PDF Splitter
Description
PDF Splitter is an application, that serves to divide the document into smaller PDF documents, based on certain rules. It find use mainly in cases, when it comes to documents generated by the reporting tool and is therefore not possible to determine, on which side starts a new document. In order not to be separate documents one by one, the application requires as input the directory containing the documents for distribution. The parts are stored in the destination directory and their names are generated based on the specified format.
The user interface is clear and gives the user the possibility of store (imposing) and load settings and test the specified pattern.
Searching text
Text is searching by comparing the actual text with searching pattern. Patern is a regular expression (regex). Patterns of search separators and texts, on which to generate the file names, are therefore regular expressions, that define how the text should look like. On the Internet you can find many articles on regular expressions and how they write.
Entering the actual text in the “Test text” and press the “Test” is possible to determine, whether a pattern is correctly written. Recommended in the field “Test text” enter a single line of the original text, seeing that searching is in progress by lines, and in a regular expression is possible to define inter alia the beginning and / or end of text too.
Determination of the position of text on page
Sometimes it is difficult or even impossible to specify a suitable pattern, because of the parts of text matching with pattern in the document appear in large numbers and it is not always necessary to divide document by this occurrence .
To achieve the greatest possible accuracy in the search text, in such cases should be defined in addition to design and place on the side where the separator or text, that defines the name of the sub-document, is expected. You can choose from the following positions on the page:
- Header / first line
- Specific line
- Footer / last line
- Anywhere on the page
Attention: Unlike PDF document browsers, it can not confidently get from the PDF document header, footer and content of page in the right order, can not always depend on it, where in the extracted text will appear. Therefore, if the separator or data necessary to generate the file name always appear in the same place, choose to recommend specific line and enter the number. The correct line number can determine using the analysis of the document accessible from the toolbar.

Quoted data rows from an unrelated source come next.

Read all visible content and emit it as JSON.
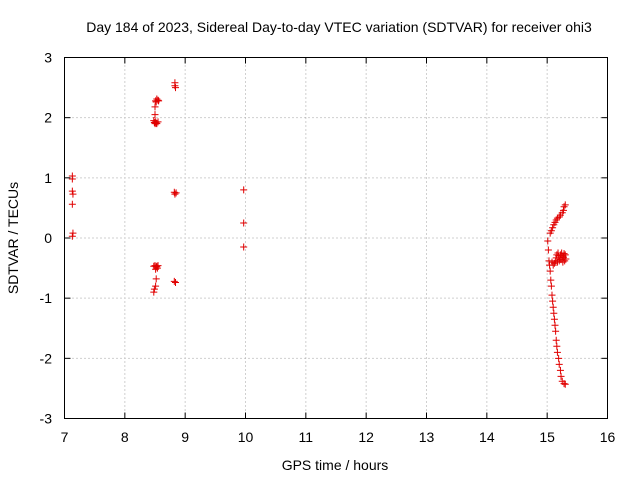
{
  "chart_data": {
    "type": "scatter",
    "title": "Day 184 of 2023, Sidereal Day-to-day VTEC variation (SDTVAR) for receiver ohi3",
    "xlabel": "GPS time / hours",
    "ylabel": "SDTVAR / TECUs",
    "xlim": [
      7,
      16
    ],
    "ylim": [
      -3,
      3
    ],
    "xticks": [
      "7",
      "8",
      "9",
      "10",
      "11",
      "12",
      "13",
      "14",
      "15",
      "16"
    ],
    "yticks": [
      "-3",
      "-2",
      "-1",
      "0",
      "1",
      "2",
      "3"
    ],
    "grid": true,
    "marker": "+",
    "colors": {
      "points": "#e00000",
      "grid": "#a0a0a0",
      "frame": "#000000"
    },
    "series": [
      {
        "name": "SDTVAR",
        "points": [
          [
            7.13,
            1.03
          ],
          [
            7.13,
            0.98
          ],
          [
            7.13,
            0.78
          ],
          [
            7.14,
            0.73
          ],
          [
            7.13,
            0.56
          ],
          [
            7.14,
            0.08
          ],
          [
            7.13,
            0.03
          ],
          [
            8.48,
            1.95
          ],
          [
            8.49,
            1.92
          ],
          [
            8.5,
            1.9
          ],
          [
            8.51,
            1.93
          ],
          [
            8.52,
            1.91
          ],
          [
            8.53,
            1.9
          ],
          [
            8.55,
            1.93
          ],
          [
            8.5,
            2.05
          ],
          [
            8.5,
            2.18
          ],
          [
            8.51,
            2.28
          ],
          [
            8.52,
            2.26
          ],
          [
            8.53,
            2.31
          ],
          [
            8.55,
            2.29
          ],
          [
            8.56,
            2.28
          ],
          [
            8.83,
            2.58
          ],
          [
            8.83,
            2.53
          ],
          [
            8.84,
            2.5
          ],
          [
            8.82,
            0.76
          ],
          [
            8.83,
            0.73
          ],
          [
            8.85,
            0.75
          ],
          [
            8.82,
            -0.72
          ],
          [
            8.84,
            -0.74
          ],
          [
            8.48,
            -0.47
          ],
          [
            8.5,
            -0.46
          ],
          [
            8.52,
            -0.48
          ],
          [
            8.53,
            -0.47
          ],
          [
            8.55,
            -0.46
          ],
          [
            8.51,
            -0.52
          ],
          [
            8.54,
            -0.5
          ],
          [
            8.52,
            -0.68
          ],
          [
            8.51,
            -0.8
          ],
          [
            8.49,
            -0.85
          ],
          [
            8.48,
            -0.9
          ],
          [
            9.97,
            0.8
          ],
          [
            9.97,
            0.25
          ],
          [
            9.97,
            -0.15
          ],
          [
            15.01,
            -0.05
          ],
          [
            15.02,
            -0.2
          ],
          [
            15.03,
            -0.38
          ],
          [
            15.04,
            -0.45
          ],
          [
            15.05,
            -0.55
          ],
          [
            15.06,
            -0.7
          ],
          [
            15.07,
            -0.8
          ],
          [
            15.08,
            -0.95
          ],
          [
            15.09,
            -1.05
          ],
          [
            15.1,
            -1.15
          ],
          [
            15.11,
            -1.25
          ],
          [
            15.12,
            -1.35
          ],
          [
            15.13,
            -1.45
          ],
          [
            15.14,
            -1.55
          ],
          [
            15.15,
            -1.7
          ],
          [
            15.16,
            -1.8
          ],
          [
            15.17,
            -1.9
          ],
          [
            15.19,
            -2.0
          ],
          [
            15.2,
            -2.1
          ],
          [
            15.22,
            -2.2
          ],
          [
            15.23,
            -2.3
          ],
          [
            15.25,
            -2.38
          ],
          [
            15.28,
            -2.42
          ],
          [
            15.3,
            -2.43
          ],
          [
            15.05,
            0.08
          ],
          [
            15.07,
            0.12
          ],
          [
            15.09,
            0.17
          ],
          [
            15.11,
            0.22
          ],
          [
            15.13,
            0.26
          ],
          [
            15.15,
            0.3
          ],
          [
            15.17,
            0.33
          ],
          [
            15.2,
            0.35
          ],
          [
            15.22,
            0.38
          ],
          [
            15.25,
            0.42
          ],
          [
            15.27,
            0.46
          ],
          [
            15.28,
            0.52
          ],
          [
            15.3,
            0.55
          ],
          [
            15.08,
            -0.4
          ],
          [
            15.1,
            -0.45
          ],
          [
            15.12,
            -0.42
          ],
          [
            15.14,
            -0.38
          ],
          [
            15.15,
            -0.33
          ],
          [
            15.16,
            -0.28
          ],
          [
            15.18,
            -0.25
          ],
          [
            15.19,
            -0.3
          ],
          [
            15.21,
            -0.33
          ],
          [
            15.22,
            -0.28
          ],
          [
            15.24,
            -0.25
          ],
          [
            15.25,
            -0.3
          ],
          [
            15.27,
            -0.32
          ],
          [
            15.28,
            -0.26
          ],
          [
            15.3,
            -0.28
          ],
          [
            15.31,
            -0.35
          ],
          [
            15.17,
            -0.4
          ],
          [
            15.2,
            -0.38
          ],
          [
            15.23,
            -0.36
          ],
          [
            15.26,
            -0.4
          ],
          [
            15.29,
            -0.38
          ]
        ]
      }
    ]
  }
}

- This is the text. This is 1234.other text
- This is the text. This is 1234. other text
- This is the text. This is 123.other text less than 4 numbers
- This is the text. This is 12345.other text more than 4 numbers
- This is the text. This is 123 other text dot missing
- This is the text. This is 1234./other text ‘/’ isn’t alfanumerical
Parts of the pattern can be enclosed in parentheses and define groups. In the above example defined two groups:
(\ d {4}) \. \ s * (\ w +)
Groups are numbered from left to right from 1. In the case of nested groups, outside group go before nested groups. The true value of the group referred to a positive integer enclosed in braces.
Example
In this example we use before define pattern:
(\ d {4}) \. \ s * (\ w +)
and format file-title partial document
HR Report {1}-{2}.pdf
By splitting of document will generate partial documents with folowing file-names:
- 2008.Január HR Report 2008-Január.pdf
- 2002.Júl HR Report 2002-Január.pdf
- 1998. Marec03 HR Report 1998-Marec03.pdf
Run the application
PDF Splitter have one custom parameter:
- –conf path to configure XML file
If the file does not exist (or is not specified), the application will try to find the config.xml file in the directory from which it was launched. If file doesn’t find, open ablank window.